TPM (Third-Party Maintenance) es un servicio de mantenimiento de hardware TI ofrecido por proveedores independientes del fabricante original. Sirve para mantener operativos servidores, sistemas de almacenamiento y equipos de red más allá de la fecha de fin de soporte del fabricante.
¿Qué quiere decir TPM en mantenimiento?
En el contexto de las tecnologías de la información, TPM significa Third-Party Maintenance, es decir, mantenimiento por terceros.
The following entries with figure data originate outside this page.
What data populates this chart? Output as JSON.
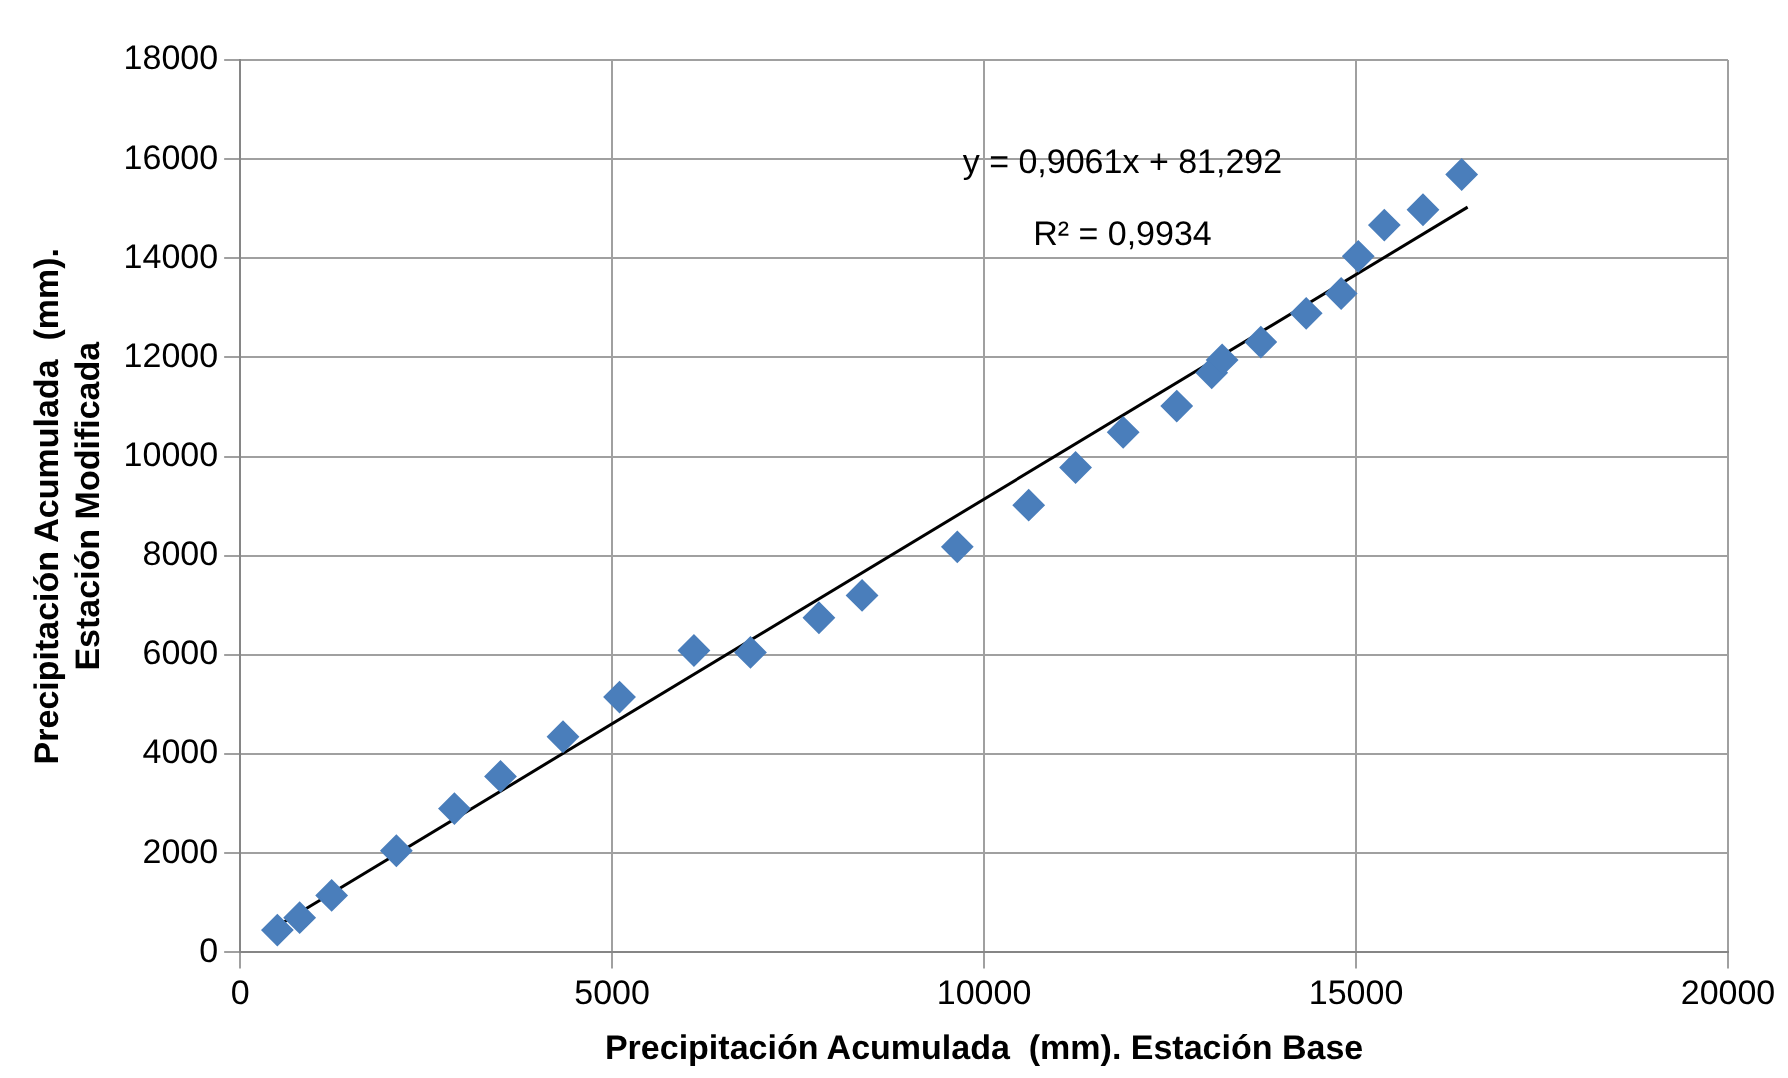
{
  "chart_data": {
    "type": "scatter",
    "xlabel": "Precipitación Acumulada  (mm). Estación Base",
    "ylabel": "Precipitación Acumulada  (mm).\nEstación Modificada",
    "xlim": [
      0,
      20000
    ],
    "xticks": [
      0,
      5000,
      10000,
      15000,
      20000
    ],
    "ylim": [
      0,
      18000
    ],
    "yticks": [
      0,
      2000,
      4000,
      6000,
      8000,
      10000,
      12000,
      14000,
      16000,
      18000
    ],
    "grid": true,
    "legend": false,
    "marker": "diamond",
    "series": [
      {
        "color": "#4a7ebb",
        "x": [
          500,
          800,
          1230,
          2100,
          2880,
          3500,
          4340,
          5100,
          6100,
          6860,
          7780,
          8360,
          9640,
          10600,
          11230,
          11870,
          12590,
          13060,
          13200,
          13720,
          14330,
          14800,
          15030,
          15380,
          15900,
          16420
        ],
        "values": [
          450,
          700,
          1150,
          2050,
          2900,
          3550,
          4350,
          5150,
          6090,
          6050,
          6750,
          7200,
          8180,
          9020,
          9780,
          10490,
          11020,
          11690,
          11950,
          12310,
          12890,
          13290,
          14040,
          14670,
          14980,
          15690
        ]
      },
      {
        "type": "line",
        "color": "#000000",
        "marker": "none",
        "x": [
          500,
          16500
        ],
        "values": [
          534,
          15032
        ]
      }
    ],
    "annotations": [
      "y = 0,9061x + 81,292",
      "R² = 0,9934"
    ]
  }
}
Se refiere al soporte técnico de hardware proporcionado por una empresa especializada que opera de forma independiente al fabricante original del equipo (OEM).
¿Cuál es la diferencia entre TPM industrial y TPM en TI?
El TPM industrial (Total Productive Maintenance) es una metodología de mejora continua enfocada en la productividad de equipos de fabricación. El TPM en TI (Third-Party Maintenance) se centra en el soporte técnico de hardware informático por parte de un proveedor externo. Son conceptos distintos con siglas idénticas.
¿Qué equipos se pueden cubrir con un contrato TPM?
Un contrato TPM puede cubrir prácticamente cualquier equipo de infraestructura TI de centro de datos: servidores físicos, sistemas de almacenamiento (SAN, NAS), equipos de red (routers, switches, firewalls), librerías de cintas y otros componentes de hardware empresarial de múltiples fabricantes.